Support for the ClickHouse database in Tremor

- (6 min read)

This article was originally posted on Tremor's blog.

Introduction

I'm Sasha, a Computer Science student living in south-eastern France. I contributed to Tremor as part of the Database Connector mentorship proposed by the LFX Mentorship Program for Spring 2022. I was mentored by Matthias Wahl and got help from Darach Ennis, Heinz Gies and Ramona Łuczkiewicz.

This blogpost summarizes my work at Tremor as a mentee and shows what could be done next.

About Tremor

Tremor is an event processing system with the goal of allowing users to handle a high volume of messages by viewing them as a stream flowing between different nodes of a graph. Events go in and out of this graph thanks to connectors.

The interactions between each node and the connector configuration are defined using the troy programming language.

Abstract

My mentorship at Tremor was focused on building a connector for the ClickHouse database engine. More specifically, I was focused on the sink part, the one that allows data to flow out of the Tremor application.

ClickHouse is a database management system designed to allow for real-time analysis of high volumes of non-aggregated data. Its initial goal was to power the Yandex.Metrica analytics platform.

The ClickHouse connector

The next subsections describe what I did during the mentorship.

Interacting with a ClickHouse database in Rust

My first goal was to find a way to send requests to a ClickHouse node from a Rust program. It was a good start because it allowed me to experiment on the ClickHouse side without caring about what was happening in Tremor. I spent around three weeks playing on a separate repository named scrabsha/plays-with-clickhouse and getting extensive knowledge from Matthias about how Tremor works from the inside.

I found two Rust crates that could help us send requests to a ClickHouse database: clickhouse and clickhouse-rs. clickhouse is the first one I considered. I had to discard it because it was focused on concrete Rust types and needed to know at compile time what each datatype is composed of. The second crate was a bit more low-level and allowed us to do what we need.

Writing a super simple sink

Once I got every ClickHouse detail right, I started playing with the Tremor side. There were multiple connectors already implemented in Tremor. I picked the simplest ones and started copying parts of it and quickly got something working.

The only challenge I encountered is that Tremor defines its own Value type, representing a value whose type is not really known at compile time, and uses it a lot. It was a bit disconcerting doing such things in Rust, as I felt I was writing dynamically-typed code in a statically-typed language, but I managed to get through it.

Converting Tremor values to ClickHouse values

Once I was able to insert data in a database from Tremor, I started writing a conversion bridge for ClickHouse types, i.e. something that would handle the conversion of native Tremor values to their corresponding ClickHouse types.

Most of the conversions are quite simple: an integer can be obtained from an integer, a string can be obtained from any string, and so on.

Some other conversions were less obvious. For instance, in order to create a ClickHouse IPv4 type, we could either use a string representing the address, or an array of four integers. The goal was to make every ClickHouse type constructible from a Tremor value. I tried to make every conversion as obvious as possible, and to document them as much as possible.

The first implementation of this mapping function was huge. It was about 250 lines of tricky and slightly incorrect code. I managed to rewrite it from scratch using another approach and it got way better.

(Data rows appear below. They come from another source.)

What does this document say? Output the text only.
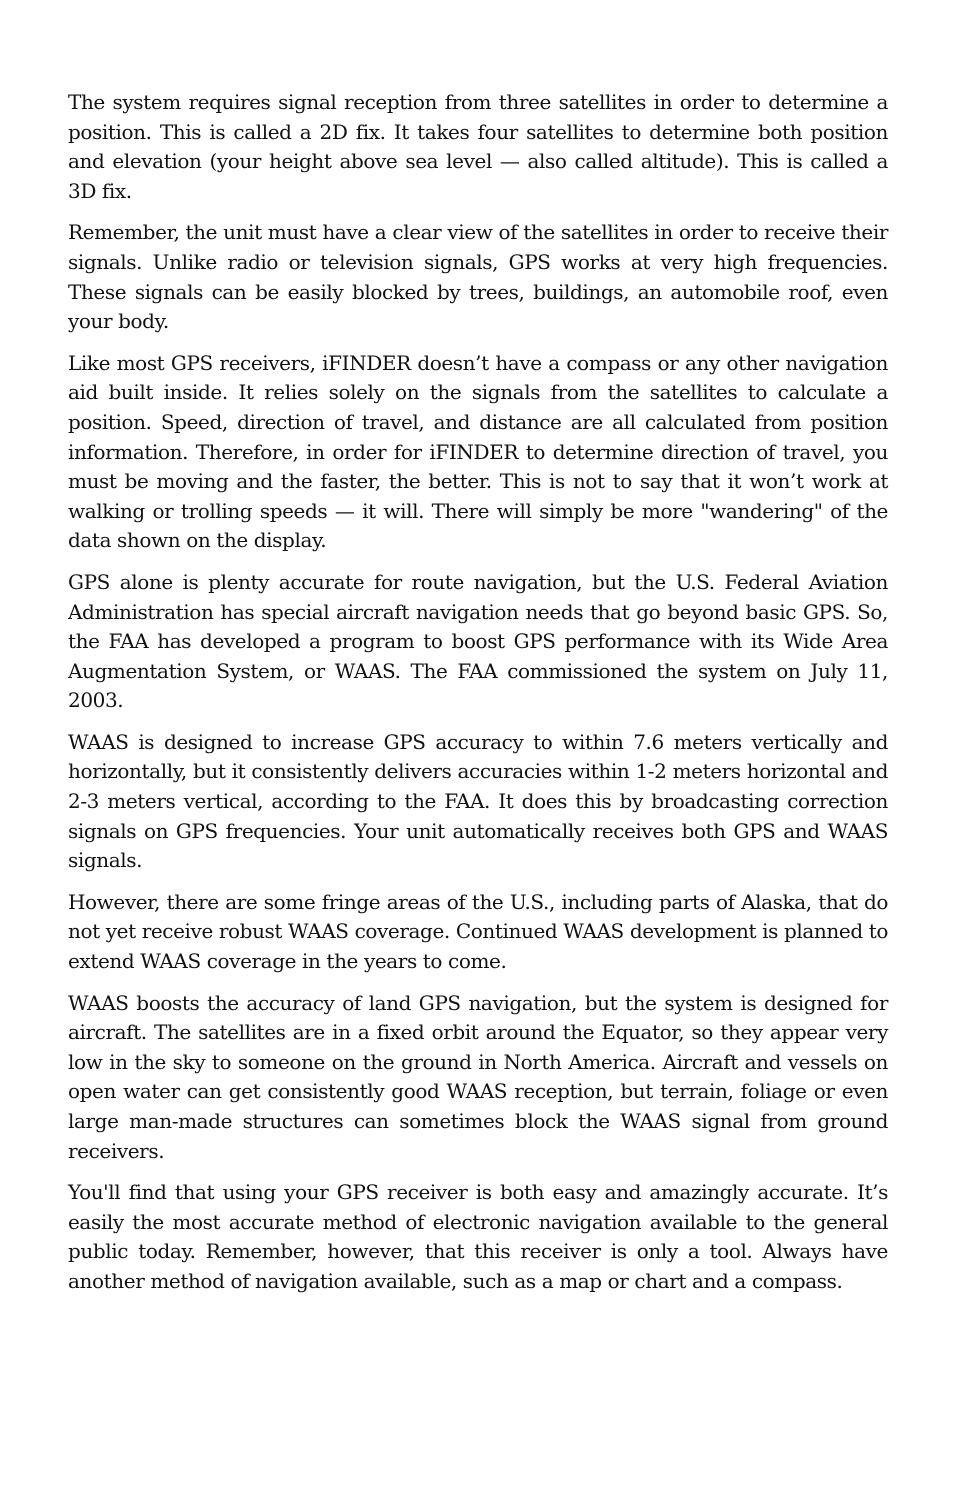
The system requires signal reception from three satellites in order to determine a position. This is called a 2D fix. It takes four satellites to determine both position and elevation (your height above sea level — also called altitude). This is called a 3D fix.

Remember, the unit must have a clear view of the satellites in order to receive their signals. Unlike radio or television signals, GPS works at very high frequencies. These signals can be easily blocked by trees, buildings, an automobile roof, even your body.

Like most GPS receivers, iFINDER doesn’t have a compass or any other navigation aid built inside. It relies solely on the signals from the satellites to calculate a position. Speed, direction of travel, and distance are all calculated from position information. Therefore, in order for iFINDER to determine direction of travel, you must be moving and the faster, the better. This is not to say that it won’t work at walking or trolling speeds — it will. There will simply be more "wandering" of the data shown on the display.

GPS alone is plenty accurate for route navigation, but the U.S. Federal Aviation Administration has special aircraft navigation needs that go beyond basic GPS. So, the FAA has developed a program to boost GPS performance with its Wide Area Augmentation System, or WAAS. The FAA commissioned the system on July 11, 2003.

WAAS is designed to increase GPS accuracy to within 7.6 meters vertically and horizontally, but it consistently delivers accuracies within 1-2 meters horizontal and 2-3 meters vertical, according to the FAA. It does this by broadcasting correction signals on GPS frequencies. Your unit automatically receives both GPS and WAAS signals.

However, there are some fringe areas of the U.S., including parts of Alaska, that do not yet receive robust WAAS coverage. Continued WAAS development is planned to extend WAAS coverage in the years to come.

WAAS boosts the accuracy of land GPS navigation, but the system is designed for aircraft. The satellites are in a fixed orbit around the Equator, so they appear very low in the sky to someone on the ground in North America. Aircraft and vessels on open water can get consistently good WAAS reception, but terrain, foliage or even large man-made structures can sometimes block the WAAS signal from ground receivers.

You'll find that using your GPS receiver is both easy and amazingly accurate. It’s easily the most accurate method of electronic navigation available to the general public today. Remember, however, that this receiver is only a tool. Always have another method of navigation available, such as a map or chart and a compass.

Working on this specific part led me to open three pull request to the clickhouse-rs crate:

Testing

The conversion function described in the previous subsection was fairly complex. Each possible conversion and cast has been carefully tested in order to ensure that it behaves correctly. These tests were greatly simplified thanks to the use of declarative macro.

Some other tests were focused on testing the sink as a whole, and how it would interact with a ClickHouse database. In this kind of test, we would run ClickHouse Docker containers, create a ClickHouse sink, plug the sink to the container, send some events, and see what has been inserted in the ClickHouse side.

What to do next?

Improving the sink

Automatically getting the table schema

It turns out that ClickHouse has a DESCRIBE TABLE statement, which allows to gather information about each column of a specific table. We currently rely on the end-user to provide us valid information about the table columns. Using this statement would reduce the amount of information we require from them, hence making it simpler to use.

Inserting data concurrently

The current implementation of the ClickHouse container uses a single database connection object, which is reused across insertions. A good way to improve this system is to use multiple concurrent connections, so that we could insert multiple batch of events at once.

A similar pattern has already been implemented in Tremor as part of the elastic connector. As such, most of the required machinery is already there.

The source part

This mentorship was focused on building a sink for ClickHouse. The next step could be to add a source connector, so that coming from a ClickHouse database can be ingested directly into a Tremor application.

ClickHouse has a feature allowing to watch for updates in a given table. This way, we can simulate a stream of data, and make it flow in the Tremor system. Each time some data is inserted in the table, we can retrieve it, convert it into Tremor value and make it flow into the graph of nodes described earlier.

This is something that we totally want to see in Tremor in the future. We can't wait for the WATCH statement to be considered stable.